何晓波,刘文胜,张可,于萌,白玉静

• 1:安阳钢铁集团有限责任公司
• 2:河南钢铁集团有限公司
• 3:安徽工业大学冶金工程学院

摘要(Abstract)：

基于Gleeble-3500热模拟试验，采用光学显微镜(OM)、扫描电镜(SEM)、电子背散射衍射(EBSD)技术和显微硬度计等研究了Q500qENH桥梁耐候钢焊接粗晶热影响区的组织转变，绘制了模拟焊接热影响区连续冷却转变曲线(SH-CCT)图，探讨了试验钢的低温韧性随冷速的变化机理。结果表明：粒状贝氏体的相变区间为429～615℃,板条贝氏体的相变区间为330～530℃;当冷速≤10℃/s时，组织为粒状贝氏体，当冷速为10～37.5℃/s时，组织为粒状贝氏体和板条贝氏体，而当冷速≥37.5℃/s时，组织全部为板条贝氏体。
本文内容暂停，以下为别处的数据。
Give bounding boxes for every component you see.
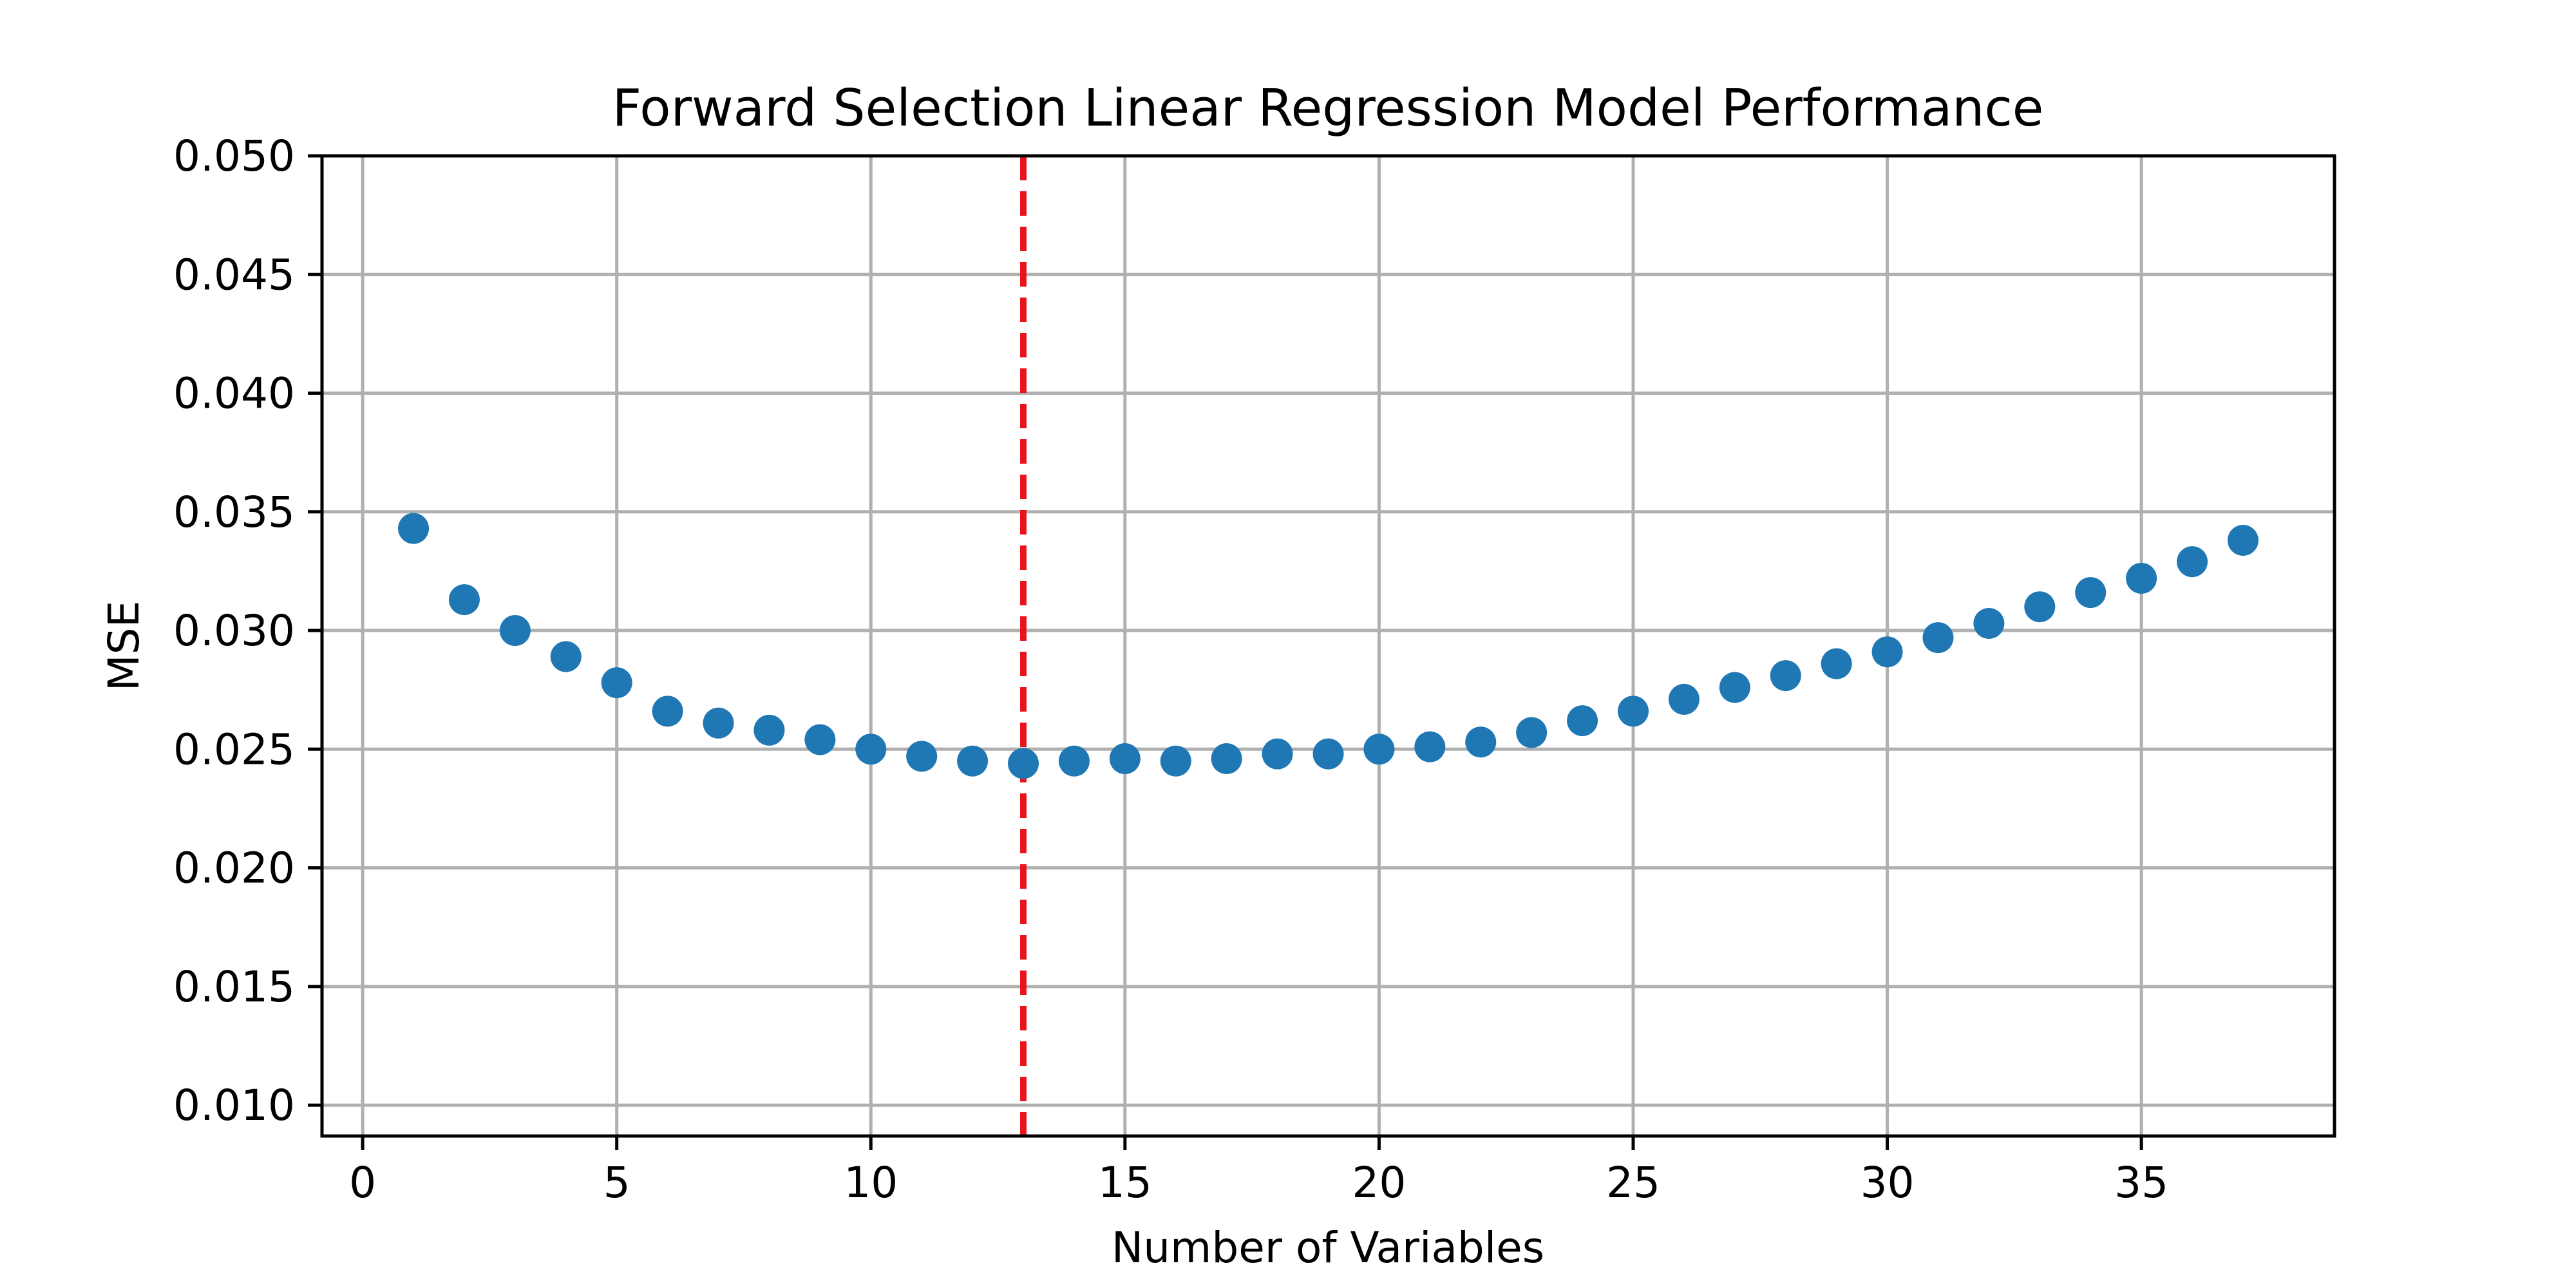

随着冷速由1℃/s增加至100℃/s,试验钢的硬度呈现先快速增加后缓慢增加的趋势。拐点为30℃/s,此时的硬度为318 HV0.5。硬度升高是由于组织细化和位错密度提高，细晶强化和位错强化效果增强。当冷速为30～60℃/s时，试验钢具有良好的低温冲击韧性，主要是因为板条贝氏体高比例的大角度晶界阻碍了裂纹的扩展。为了使硬度和韧性实现良好匹配，Q500qENH桥梁耐候钢的焊接热输入应当控制在19～27 kJ/cm的范围。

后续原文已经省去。